Using the Tree and PtTree classes

For more advanced usage and additional features, please refer to the class API in tree.hpp.

1. Overview of Tree and PtTree Classes

  • Tree Class:

    • Represents a generic distributed/parallel tree data structure.

    • Provides functionalities for tree manipulation, refinement, data addition, retrieval, and visualization.

    • Designed to handle tree structures in arbitrary dimensions.

  • PtTree Class:

    • Inherits from the Tree class and specializes in handling point data within the tree structure.

    • Specifically designed for scenarios where points are distributed across multiple processors.

    • Provides additional functionalities for adding, retrieving, and visualizing point data.

2. Usage of Tree Class

To use the Tree class, follow these steps:

  1. Initialization:

    Tree<Real, DIM> tree;
    

    Create an instance of the Tree class. Optionally, you can specify the datatype Real and the dimensionality DIM.

  2. Adding Data:

    Vector<Real> data;
    Vector<Long> cnt;
    tree.AddData("name", data, cnt);
    

    Add data to the tree nodes. Provide a name for the data, along with the corresponding data vector and count vector.

  3. Data Retrieval:

    Vector<Real> retrievedData;
    Vector<Long> counts;
    tree.GetData(retrievedData, counts, "name");
    

    Retrieve data from the tree nodes using the specified data name.

  4. Visualization:

    tree.WriteTreeVTK("tree");
    

    Generate a VTK visualization of the tree structure.

3. Usage of PtTree Class

To utilize the PtTree class for point data management, follow these steps:

  1. Initialization:

    PtTree<Real, DIM> ptTree;
    

    Create an instance of the PtTree class, which inherits from the Tree class.

  2. Adding Particles:

    Vector<Real> coordinates;
    ptTree.AddParticles("pt", coordinates);
    

    Add particle coordinates to the point tree, specifying a name for the particle group.

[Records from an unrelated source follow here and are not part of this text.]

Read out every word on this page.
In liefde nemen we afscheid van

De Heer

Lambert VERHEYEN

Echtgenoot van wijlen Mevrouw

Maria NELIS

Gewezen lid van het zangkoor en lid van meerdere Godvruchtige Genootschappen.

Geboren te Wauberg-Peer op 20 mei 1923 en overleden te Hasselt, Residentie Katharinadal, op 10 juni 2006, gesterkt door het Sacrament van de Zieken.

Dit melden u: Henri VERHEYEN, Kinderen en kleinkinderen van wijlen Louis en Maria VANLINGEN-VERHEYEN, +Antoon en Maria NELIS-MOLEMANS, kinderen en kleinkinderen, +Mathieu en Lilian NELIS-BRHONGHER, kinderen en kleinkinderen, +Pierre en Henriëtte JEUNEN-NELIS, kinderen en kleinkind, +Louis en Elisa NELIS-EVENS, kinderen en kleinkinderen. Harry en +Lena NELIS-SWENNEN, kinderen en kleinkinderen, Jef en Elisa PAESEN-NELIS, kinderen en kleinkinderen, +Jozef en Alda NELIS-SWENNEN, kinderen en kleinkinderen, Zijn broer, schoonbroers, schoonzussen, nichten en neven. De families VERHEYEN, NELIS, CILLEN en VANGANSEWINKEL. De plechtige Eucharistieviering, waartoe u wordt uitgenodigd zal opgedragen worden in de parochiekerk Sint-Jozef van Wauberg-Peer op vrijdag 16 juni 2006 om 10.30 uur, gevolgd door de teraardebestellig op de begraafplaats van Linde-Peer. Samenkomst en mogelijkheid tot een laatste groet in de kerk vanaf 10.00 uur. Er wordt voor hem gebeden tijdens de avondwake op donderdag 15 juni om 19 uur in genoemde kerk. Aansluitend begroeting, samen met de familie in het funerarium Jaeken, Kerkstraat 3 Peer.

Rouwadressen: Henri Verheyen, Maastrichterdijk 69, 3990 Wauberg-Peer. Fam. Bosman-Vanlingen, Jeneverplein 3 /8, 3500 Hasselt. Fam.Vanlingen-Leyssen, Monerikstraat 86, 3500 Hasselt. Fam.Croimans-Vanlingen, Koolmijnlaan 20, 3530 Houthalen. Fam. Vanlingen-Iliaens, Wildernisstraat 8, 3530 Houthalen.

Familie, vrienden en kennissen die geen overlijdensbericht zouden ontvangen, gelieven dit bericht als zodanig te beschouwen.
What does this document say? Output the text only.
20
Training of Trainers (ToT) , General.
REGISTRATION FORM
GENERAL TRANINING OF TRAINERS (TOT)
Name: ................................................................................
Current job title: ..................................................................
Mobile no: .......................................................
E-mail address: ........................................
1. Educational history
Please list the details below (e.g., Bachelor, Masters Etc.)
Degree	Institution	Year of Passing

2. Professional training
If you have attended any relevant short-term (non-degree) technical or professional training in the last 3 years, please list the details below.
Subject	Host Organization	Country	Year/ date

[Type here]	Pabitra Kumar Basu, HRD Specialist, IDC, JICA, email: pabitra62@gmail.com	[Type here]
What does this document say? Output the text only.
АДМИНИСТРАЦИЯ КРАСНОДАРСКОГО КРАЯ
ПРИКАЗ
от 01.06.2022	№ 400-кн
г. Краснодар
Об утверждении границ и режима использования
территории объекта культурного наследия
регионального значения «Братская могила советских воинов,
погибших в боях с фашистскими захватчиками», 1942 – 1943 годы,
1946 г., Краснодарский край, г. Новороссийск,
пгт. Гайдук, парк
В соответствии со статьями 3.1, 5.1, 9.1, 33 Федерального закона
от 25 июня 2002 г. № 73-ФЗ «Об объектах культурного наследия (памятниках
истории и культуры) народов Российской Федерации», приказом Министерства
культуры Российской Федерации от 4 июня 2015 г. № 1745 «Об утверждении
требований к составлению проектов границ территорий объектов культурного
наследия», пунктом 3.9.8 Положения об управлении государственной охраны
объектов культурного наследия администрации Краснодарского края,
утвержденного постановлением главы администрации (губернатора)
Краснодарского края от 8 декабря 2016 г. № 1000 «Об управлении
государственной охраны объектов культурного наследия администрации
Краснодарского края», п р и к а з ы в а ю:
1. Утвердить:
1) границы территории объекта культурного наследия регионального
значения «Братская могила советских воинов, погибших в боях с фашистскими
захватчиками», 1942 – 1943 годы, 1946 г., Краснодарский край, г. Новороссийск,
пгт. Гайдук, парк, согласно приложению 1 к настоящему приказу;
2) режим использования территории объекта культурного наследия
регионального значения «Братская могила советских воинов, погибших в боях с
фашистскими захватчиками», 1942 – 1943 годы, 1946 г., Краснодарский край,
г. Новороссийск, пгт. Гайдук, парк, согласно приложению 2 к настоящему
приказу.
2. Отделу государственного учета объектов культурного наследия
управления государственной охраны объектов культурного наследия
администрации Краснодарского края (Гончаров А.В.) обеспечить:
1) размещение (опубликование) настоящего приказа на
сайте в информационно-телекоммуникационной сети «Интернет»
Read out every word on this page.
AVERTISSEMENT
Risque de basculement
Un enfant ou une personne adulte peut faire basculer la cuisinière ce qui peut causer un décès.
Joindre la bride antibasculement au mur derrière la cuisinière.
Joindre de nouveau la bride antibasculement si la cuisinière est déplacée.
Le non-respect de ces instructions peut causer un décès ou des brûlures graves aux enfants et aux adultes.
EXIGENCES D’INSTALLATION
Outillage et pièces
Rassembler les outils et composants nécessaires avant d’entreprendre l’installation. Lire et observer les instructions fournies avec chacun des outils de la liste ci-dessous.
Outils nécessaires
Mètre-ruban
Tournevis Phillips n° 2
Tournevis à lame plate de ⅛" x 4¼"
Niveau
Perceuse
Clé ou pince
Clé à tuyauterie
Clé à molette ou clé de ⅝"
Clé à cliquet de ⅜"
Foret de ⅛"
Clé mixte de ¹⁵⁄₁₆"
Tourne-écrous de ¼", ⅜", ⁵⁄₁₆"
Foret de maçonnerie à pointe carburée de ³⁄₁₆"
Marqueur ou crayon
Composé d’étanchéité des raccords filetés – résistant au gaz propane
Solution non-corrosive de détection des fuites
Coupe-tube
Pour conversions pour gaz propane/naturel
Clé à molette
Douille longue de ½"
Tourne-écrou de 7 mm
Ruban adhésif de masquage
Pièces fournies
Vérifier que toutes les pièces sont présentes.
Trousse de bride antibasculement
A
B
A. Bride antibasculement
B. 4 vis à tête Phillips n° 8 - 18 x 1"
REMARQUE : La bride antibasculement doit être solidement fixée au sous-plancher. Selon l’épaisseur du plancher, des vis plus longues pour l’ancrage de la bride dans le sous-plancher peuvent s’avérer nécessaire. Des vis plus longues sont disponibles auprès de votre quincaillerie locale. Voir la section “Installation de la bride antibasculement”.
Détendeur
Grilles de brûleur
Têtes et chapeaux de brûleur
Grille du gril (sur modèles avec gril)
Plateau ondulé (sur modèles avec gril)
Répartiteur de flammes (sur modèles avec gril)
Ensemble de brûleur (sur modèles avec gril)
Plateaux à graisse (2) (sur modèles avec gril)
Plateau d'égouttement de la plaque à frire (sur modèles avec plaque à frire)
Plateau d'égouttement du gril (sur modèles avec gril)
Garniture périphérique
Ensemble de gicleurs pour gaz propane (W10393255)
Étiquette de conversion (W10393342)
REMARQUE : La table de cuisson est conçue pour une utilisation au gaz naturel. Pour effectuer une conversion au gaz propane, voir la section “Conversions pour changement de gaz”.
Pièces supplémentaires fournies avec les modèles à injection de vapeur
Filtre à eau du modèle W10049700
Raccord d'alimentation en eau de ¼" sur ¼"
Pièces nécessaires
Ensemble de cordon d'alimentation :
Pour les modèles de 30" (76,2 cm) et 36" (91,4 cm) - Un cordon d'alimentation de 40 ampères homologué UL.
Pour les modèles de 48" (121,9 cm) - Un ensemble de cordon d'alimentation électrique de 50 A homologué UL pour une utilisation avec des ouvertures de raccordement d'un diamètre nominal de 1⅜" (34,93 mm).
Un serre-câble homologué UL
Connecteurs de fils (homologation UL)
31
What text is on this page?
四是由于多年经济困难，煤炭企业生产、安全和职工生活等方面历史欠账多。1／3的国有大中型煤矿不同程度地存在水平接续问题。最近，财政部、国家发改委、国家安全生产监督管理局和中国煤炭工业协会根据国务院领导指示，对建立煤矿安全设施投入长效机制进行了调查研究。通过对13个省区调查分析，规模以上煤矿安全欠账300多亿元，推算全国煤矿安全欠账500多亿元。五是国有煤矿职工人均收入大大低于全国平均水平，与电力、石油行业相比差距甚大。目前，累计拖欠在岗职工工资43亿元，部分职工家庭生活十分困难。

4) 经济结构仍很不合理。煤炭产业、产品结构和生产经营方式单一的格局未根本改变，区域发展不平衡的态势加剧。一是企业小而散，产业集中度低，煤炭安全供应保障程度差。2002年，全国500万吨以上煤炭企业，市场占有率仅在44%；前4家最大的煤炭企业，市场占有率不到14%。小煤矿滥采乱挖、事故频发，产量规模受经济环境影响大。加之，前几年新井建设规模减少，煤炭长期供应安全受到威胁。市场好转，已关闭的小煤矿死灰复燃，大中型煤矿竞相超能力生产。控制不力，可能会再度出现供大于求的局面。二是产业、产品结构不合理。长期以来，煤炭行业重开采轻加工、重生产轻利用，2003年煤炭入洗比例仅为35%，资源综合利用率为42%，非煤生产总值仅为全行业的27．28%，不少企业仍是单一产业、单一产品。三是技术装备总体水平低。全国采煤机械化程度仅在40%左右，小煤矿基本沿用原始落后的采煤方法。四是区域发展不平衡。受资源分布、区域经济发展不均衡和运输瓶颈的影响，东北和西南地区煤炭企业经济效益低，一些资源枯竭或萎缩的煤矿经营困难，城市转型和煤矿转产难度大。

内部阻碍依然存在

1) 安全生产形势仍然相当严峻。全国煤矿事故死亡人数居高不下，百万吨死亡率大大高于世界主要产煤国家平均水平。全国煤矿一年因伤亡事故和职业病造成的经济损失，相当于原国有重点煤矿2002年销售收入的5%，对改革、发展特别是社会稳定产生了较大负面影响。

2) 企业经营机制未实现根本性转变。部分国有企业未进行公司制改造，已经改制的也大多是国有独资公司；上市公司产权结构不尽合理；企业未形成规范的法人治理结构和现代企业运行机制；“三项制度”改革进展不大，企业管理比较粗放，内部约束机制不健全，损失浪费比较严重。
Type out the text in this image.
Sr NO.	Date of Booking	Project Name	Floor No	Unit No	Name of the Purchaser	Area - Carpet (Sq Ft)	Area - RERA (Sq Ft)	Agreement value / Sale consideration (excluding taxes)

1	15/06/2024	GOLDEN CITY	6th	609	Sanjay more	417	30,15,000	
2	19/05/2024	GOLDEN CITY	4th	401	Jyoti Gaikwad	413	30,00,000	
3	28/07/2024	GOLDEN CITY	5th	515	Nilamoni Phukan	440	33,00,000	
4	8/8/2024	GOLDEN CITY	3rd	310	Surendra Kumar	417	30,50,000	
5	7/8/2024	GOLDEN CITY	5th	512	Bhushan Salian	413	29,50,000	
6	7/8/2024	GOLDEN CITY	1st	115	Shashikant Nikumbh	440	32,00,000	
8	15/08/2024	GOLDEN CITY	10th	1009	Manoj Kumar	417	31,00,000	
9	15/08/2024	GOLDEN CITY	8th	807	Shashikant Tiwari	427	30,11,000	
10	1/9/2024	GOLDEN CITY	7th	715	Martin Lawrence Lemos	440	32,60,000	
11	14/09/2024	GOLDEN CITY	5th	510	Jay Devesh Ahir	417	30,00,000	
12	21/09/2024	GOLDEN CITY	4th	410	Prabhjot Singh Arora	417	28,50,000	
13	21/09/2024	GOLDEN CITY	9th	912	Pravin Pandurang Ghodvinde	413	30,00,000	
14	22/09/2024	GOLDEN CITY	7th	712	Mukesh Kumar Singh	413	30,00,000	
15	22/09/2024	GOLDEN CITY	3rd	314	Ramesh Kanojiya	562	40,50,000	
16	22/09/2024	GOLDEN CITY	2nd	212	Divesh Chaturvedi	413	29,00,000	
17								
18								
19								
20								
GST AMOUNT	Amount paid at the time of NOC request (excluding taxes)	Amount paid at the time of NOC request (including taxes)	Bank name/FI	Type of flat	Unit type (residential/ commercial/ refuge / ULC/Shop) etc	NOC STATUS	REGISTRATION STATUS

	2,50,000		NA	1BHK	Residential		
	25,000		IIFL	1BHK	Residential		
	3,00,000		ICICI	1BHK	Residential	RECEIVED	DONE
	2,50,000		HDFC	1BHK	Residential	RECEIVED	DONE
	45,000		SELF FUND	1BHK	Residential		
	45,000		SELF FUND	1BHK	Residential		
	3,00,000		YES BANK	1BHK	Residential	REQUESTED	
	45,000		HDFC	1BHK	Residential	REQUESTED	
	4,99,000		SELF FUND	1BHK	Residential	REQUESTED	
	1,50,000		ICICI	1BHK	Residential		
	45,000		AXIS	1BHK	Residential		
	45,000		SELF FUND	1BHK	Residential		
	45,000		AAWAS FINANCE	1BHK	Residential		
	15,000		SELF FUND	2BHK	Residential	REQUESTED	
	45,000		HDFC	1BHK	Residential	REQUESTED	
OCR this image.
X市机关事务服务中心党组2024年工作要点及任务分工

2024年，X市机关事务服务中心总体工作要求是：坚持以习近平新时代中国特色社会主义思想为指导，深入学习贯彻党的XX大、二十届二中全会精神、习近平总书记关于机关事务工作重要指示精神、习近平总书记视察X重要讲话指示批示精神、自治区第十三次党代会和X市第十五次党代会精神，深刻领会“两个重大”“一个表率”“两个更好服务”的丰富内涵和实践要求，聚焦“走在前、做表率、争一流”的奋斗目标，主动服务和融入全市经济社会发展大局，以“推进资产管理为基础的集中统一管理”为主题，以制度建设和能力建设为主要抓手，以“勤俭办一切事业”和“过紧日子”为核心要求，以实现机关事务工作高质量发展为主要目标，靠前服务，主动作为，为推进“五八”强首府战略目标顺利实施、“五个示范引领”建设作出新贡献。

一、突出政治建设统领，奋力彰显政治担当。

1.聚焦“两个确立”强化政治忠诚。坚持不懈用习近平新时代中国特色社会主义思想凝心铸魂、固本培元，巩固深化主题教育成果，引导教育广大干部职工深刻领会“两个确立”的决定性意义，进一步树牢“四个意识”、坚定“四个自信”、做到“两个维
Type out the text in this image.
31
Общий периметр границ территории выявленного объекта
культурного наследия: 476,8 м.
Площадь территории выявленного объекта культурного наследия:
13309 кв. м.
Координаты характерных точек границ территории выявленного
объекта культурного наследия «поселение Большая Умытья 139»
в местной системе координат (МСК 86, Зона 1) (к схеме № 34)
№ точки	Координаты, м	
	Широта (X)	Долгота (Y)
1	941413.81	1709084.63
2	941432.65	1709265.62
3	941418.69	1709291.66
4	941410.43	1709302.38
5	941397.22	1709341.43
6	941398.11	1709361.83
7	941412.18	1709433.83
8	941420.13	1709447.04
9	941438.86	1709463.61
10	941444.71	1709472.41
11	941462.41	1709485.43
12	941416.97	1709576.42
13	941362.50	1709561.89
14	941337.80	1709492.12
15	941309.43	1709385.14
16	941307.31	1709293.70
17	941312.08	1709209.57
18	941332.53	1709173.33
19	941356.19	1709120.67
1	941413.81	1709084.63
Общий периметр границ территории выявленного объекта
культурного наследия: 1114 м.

  3. Adding Particle Data:

    Vector<Real> particleData;
    ptTree.AddParticleData("data_name", "pt", particleData);
    

    Add data associated with the particles. Provide a name for the data, along with the corresponding particle group name.

  4. Update Refinement:

    ptTree.UpdateRefinement(coordinates, 1000);
    

    Update the refinement of the point tree based on the given coordinates, with a maximum number of points per box.

4. Example: Tree and PtTree in Action

Here’s an example demonstrating the usage of the PtTree class:

template <class Real, Integer DIM> void ExamplePtTree() {
    Long N = 100000;
    Vector<Real> X(N*DIM), f(N);
    for (Long i = 0; i < N; i++) { // Set coordinates (X), and values (f)
      f[i] = 0;
      for (Integer k = 0; k < DIM; k++) {
        X[i*DIM+k] = pow<3>(drand48()*2-1.0)*0.5+0.5;
        f[i] += X[i*DIM+k]*k;
      }
    }

    PtTree<Real,DIM> tree;
    tree.AddParticles("pt", X);
    tree.AddParticleData("pt-value", "pt", f);
    tree.UpdateRefinement(X, 1000); // refine tree with max 1000 points per box.

    { // manipulate tree node data
      const auto& node_lst = tree.GetNodeLists(); // Get interaction lists
      //const auto& node_mid = tree.GetNodeMID();
      //const auto& node_attr = tree.GetNodeAttr();

      // get point values and count for each node
      Vector<Real> value;
      Vector<Long> cnt, dsp;
      tree.GetData(value, cnt, "pt-value");

      // compute the dsp (the point offset) for each node
      dsp.ReInit(cnt.Dim()); dsp = 0;
      omp_par::scan(cnt.begin(), dsp.begin(), cnt.Dim());

      Long node_idx = 0;
      for (Long i = 0; i < cnt.Dim(); i++) { // find the tree node with maximum points
        if (cnt[node_idx] < cnt[i]) node_idx = i;
      }

      for (Long j = 0; j < cnt[node_idx]; j++) { // for this node, set all pt-value to -1
        value[dsp[node_idx]+j] = -1;
      }

      for (const Long nbr_idx : node_lst[node_idx].nbr) { // loop over the neighbors and set pt-value to 2
        if (nbr_idx >= 0 && nbr_idx != node_idx) {
          for (Long j = 0; j < cnt[nbr_idx]; j++) {
            value[dsp[nbr_idx]+j] = 2;
          }
        }
      }
    }

    // Generate visualization
    tree.WriteParticleVTK("pt", "pt-value");
    tree.WriteTreeVTK("tree");
}

This example initializes a point tree, adds particles with associated values, updates the refinement of the tree, manipulates node data, and generates visualization outputs.